Turizm Tanıtım ve Geliştirme Ajansı kurulması Hakkındaki Kanun Teklifi'nin genel gerekçesi Türkiye ekonomisinin içine düştüğü krizin AKP iktidarlarından kaynaklı önemli sebeplerinden birini ortaya koymaktadır. AKP, Türkiye ekonomisinin yarattığı artı değeri ve kamu maliyesinin yarattığı kaynakları iktidarı boyunca inşaat sektörüne yatırdı. HDP olarak yıllardır artı değer ve kaynağın teknoloji üreten dolayısıyla katma değeri yüksek olan sektörlere yatırım yapılması şeklinde öneriler sunsak da AKP iktidarı muhalefete karşı kulakları kapalı olma durumunda ısrar etti.

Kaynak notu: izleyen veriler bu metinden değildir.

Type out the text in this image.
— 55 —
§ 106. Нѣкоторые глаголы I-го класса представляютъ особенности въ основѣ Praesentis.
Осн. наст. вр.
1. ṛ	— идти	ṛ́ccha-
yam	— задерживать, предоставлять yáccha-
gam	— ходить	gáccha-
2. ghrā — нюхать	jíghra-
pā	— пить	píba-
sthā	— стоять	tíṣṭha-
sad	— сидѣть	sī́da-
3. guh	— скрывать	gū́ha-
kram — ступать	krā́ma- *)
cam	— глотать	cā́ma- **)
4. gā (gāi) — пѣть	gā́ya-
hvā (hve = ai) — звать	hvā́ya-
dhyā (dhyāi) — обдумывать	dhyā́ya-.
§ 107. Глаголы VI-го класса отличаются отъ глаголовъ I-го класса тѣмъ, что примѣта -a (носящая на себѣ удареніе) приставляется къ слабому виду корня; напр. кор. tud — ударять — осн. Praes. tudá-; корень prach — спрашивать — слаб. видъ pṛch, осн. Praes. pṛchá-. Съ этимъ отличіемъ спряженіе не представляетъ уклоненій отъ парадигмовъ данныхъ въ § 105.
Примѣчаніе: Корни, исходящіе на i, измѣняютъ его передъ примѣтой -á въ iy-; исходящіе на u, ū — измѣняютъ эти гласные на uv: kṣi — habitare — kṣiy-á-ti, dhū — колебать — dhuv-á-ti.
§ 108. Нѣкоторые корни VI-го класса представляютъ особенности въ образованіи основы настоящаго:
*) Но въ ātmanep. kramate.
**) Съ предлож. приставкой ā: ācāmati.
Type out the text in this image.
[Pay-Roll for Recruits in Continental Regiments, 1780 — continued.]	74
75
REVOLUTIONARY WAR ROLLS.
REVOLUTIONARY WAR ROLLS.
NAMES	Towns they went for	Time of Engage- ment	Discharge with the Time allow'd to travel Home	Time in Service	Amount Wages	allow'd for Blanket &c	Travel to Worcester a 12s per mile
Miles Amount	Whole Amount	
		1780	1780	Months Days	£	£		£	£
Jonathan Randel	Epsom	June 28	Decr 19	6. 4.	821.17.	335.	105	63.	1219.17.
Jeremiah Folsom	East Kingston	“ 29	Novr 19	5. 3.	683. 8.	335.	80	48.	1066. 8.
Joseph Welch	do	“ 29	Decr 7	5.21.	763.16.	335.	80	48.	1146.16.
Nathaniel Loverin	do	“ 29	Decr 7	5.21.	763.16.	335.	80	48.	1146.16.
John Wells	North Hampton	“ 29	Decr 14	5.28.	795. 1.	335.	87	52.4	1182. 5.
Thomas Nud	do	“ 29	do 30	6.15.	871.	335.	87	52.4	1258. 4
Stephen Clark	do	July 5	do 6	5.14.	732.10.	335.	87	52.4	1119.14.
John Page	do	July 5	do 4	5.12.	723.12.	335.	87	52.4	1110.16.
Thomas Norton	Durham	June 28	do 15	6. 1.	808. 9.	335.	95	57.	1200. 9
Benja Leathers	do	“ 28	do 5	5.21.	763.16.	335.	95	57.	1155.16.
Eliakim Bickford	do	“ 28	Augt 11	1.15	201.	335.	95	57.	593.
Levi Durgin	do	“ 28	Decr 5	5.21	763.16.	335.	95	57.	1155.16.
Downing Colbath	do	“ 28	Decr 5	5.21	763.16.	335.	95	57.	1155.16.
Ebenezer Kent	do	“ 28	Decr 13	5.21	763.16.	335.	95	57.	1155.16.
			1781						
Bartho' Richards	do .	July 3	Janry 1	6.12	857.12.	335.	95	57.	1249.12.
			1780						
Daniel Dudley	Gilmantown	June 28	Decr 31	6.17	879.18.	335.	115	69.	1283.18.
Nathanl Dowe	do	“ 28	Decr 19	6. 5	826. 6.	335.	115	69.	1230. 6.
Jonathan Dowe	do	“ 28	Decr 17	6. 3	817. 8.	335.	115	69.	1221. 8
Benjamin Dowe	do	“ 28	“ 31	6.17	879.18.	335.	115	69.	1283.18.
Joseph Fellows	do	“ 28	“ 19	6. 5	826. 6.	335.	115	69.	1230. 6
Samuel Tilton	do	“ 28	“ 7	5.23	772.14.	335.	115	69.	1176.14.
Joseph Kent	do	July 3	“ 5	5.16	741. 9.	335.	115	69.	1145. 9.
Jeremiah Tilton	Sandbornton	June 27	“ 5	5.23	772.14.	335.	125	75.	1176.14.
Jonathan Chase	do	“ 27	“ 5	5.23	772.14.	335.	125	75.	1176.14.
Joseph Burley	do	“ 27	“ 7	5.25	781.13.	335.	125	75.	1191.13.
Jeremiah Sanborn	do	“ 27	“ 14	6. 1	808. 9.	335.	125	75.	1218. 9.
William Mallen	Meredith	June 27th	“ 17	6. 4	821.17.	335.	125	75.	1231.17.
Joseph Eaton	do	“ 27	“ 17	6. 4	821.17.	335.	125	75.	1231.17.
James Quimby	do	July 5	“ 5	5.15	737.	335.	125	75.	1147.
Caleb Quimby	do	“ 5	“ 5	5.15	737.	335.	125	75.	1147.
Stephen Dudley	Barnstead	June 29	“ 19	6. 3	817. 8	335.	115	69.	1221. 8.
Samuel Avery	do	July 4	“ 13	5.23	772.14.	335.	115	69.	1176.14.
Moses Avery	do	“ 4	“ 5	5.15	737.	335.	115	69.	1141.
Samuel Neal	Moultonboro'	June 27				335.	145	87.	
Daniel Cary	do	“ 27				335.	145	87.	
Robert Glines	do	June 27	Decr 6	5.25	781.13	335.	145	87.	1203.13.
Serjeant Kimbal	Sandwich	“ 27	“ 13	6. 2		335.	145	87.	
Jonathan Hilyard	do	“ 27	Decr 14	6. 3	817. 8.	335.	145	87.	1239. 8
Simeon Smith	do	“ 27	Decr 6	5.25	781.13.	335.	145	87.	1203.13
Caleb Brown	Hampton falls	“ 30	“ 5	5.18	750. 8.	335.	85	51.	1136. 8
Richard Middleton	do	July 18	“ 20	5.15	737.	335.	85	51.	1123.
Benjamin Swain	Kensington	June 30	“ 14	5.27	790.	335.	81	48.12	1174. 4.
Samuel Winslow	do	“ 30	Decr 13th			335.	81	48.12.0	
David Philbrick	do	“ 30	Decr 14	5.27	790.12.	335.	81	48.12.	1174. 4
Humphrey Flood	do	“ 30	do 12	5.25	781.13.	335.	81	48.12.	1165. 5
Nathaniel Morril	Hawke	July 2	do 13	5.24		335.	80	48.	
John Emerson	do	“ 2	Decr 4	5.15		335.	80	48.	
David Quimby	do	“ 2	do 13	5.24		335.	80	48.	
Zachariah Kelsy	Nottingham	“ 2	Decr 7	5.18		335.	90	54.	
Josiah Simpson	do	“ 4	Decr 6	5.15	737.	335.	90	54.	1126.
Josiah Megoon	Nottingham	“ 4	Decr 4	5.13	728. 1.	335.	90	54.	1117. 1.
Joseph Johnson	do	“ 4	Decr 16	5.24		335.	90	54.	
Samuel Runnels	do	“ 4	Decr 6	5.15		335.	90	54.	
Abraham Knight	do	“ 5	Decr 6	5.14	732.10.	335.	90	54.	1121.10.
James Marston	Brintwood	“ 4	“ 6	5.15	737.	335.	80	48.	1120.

Söz konusu kanun teklifinin genel gerekçesinde turizm sektörüne ilişkin "teknolojinin istihdam üzerindeki olumsuz etkisi en az sektör" ibaresinin kullanılması bir tespit değil, itiraftır. AKP iktidarı yıllardır ifade ettiğimiz katma değer üreten sektörlerde istihdam yaratılması gerekliliğine dair gerçeği kabul etmiş ve bu gerçekliğe kulak tıkaması sonucunda teknoloji gerektiren sektörlere dair politikalarının iflas ettiğini genel gerekçeye işlemiştir. Açıktır ki ekonomik krize sebep olan gerçeklerden biriyle yüzleşerek doğru adımları almak yerine, AKP iktidarı sorunun etrafında dönmeye çalışmaktadır. Türkiye'de yaşanan ekonomik krizin yapısal boyutları çok derindir. Bu yapısal boyutlarla uğraşmak yerine turizmde gelirleri artırıp artırmayacağı belli olmayan ajans kuruluşlarıyla Türkiye Büyük Millet Meclisinin gündemini meşgul etmek doğru bir yaklaşım değildir. Denetimden ve yasadan öte, ajans, hukuk devleti bir kez daha dinamitleniyor.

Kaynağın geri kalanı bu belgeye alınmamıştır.